Download a printable copy of this article (PDF 341KB)
- Choose questions to match your system.
- Ensure your questions keep students in the current context
- Use your questions to move closer to solutions, rather than further away
- Take a Past > Present > Future attitude to questioning.
- Ask questions that promote responsibility and empathy.
Most teachers automatically respond to conflict, questionable behaviour choices and even instances of student bullying by asking questions.
It is well worth examining the purpose of our questioning, as this will drive the questions we ask, the order in which we ask them and the way we ask them.
Most of us understand that the purpose of questioning is investigation. This is a component of the Adversarial or Blame Based Approach where questions are asked to allow us to gain a deeper understanding or a clearer picture of what has gone wrong. Many teachers report that the exorbitant amount of time at this stage of questioning is a bit like Educational CSI. This is because of a failure to recognise that most students will try to avoid the potential risks of sanctions against them by constantly referring to past contexts or experiences.
“Sometimes, questions are more important than answers.”
– Nancy Willard
If questions are aimed at investigation, students are encouraged to exaggerate and fabricate because they believe it will help their case. Teachers often hear irrelevant explanations such as “Well, she looked at me funny four years ago and I just knew we’d never be friends.”
In the Adversarial/Blame based system, we ask questions such as:
- What happened?
- Who’s to blame?
- What punishment do I need to hand out?
These questions genuinely serve an Adversarial/Blame based system that is used in the judicial system. The problem is not the questions themselves, but that they are being used in the wrong system. Schools are houses of learning and not of crime and punishment.

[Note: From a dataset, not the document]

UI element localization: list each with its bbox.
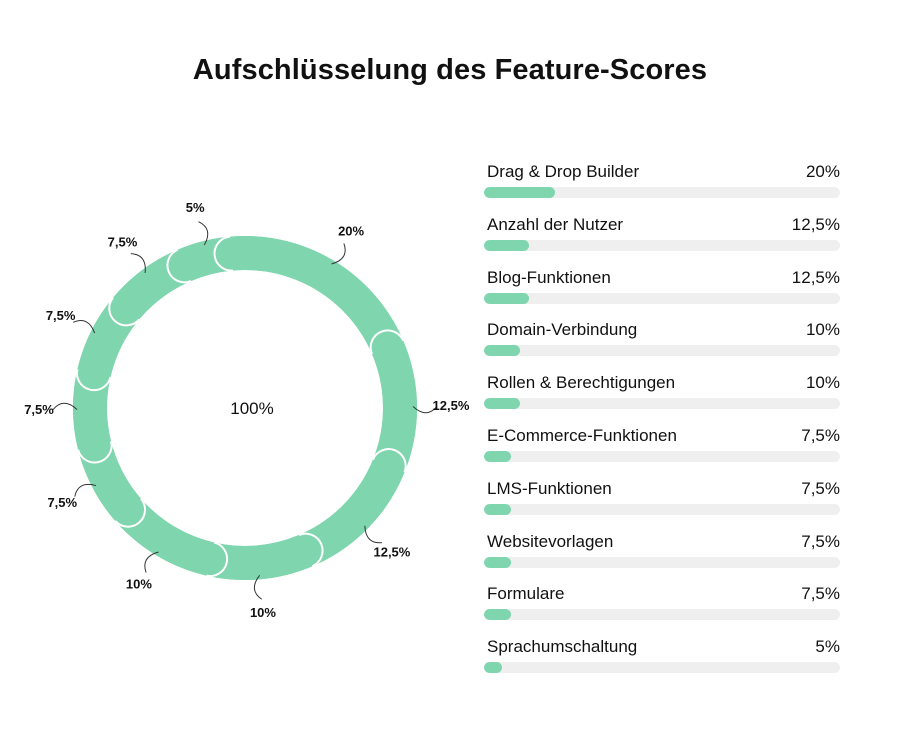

Within the newer Restorative Practice we encourage young people to move swiftly beyond the past and into the present and future. When we question restoratively, we still ask what happened, but we aren’t seeking a forensic level of understanding of the situation. We’re simply looking for a gist. So, rather than investigate who did or said what in the days or years leading up to the incident, after a few responses we might simply summarise the stories with “Ok, it would seem to me that some harsh words were said at lunchtime today and that a couple of people even got a little physical. Is that right? Ok, let’s move on.”
Moving on explores the present, the current harm. We simply ask how the events of the day have impacted the people present and even those who aren’t.
Moving into the future is all about what needs to be done to turn those frowns upside down. We compel students to take action that genuinely addresses the negative feelings caused and replaces them with positive feelings. It may sound complicated, but it’s a simple tweak in questioning that achieves this aim. Instead of Adversarial/Blame questions, we ask:
- What happened?
- How has that made people feel?
- What are you prepared to do about that?
In this way, we teach, foster and practise two areas that are central to any school’s ambitions around countering bullying and any teacher’s hope for a harmonious relational learning environment – Responsibility and Empathy. The intentional pursuit of these two highly valuable commodities is supported through our questioning processes.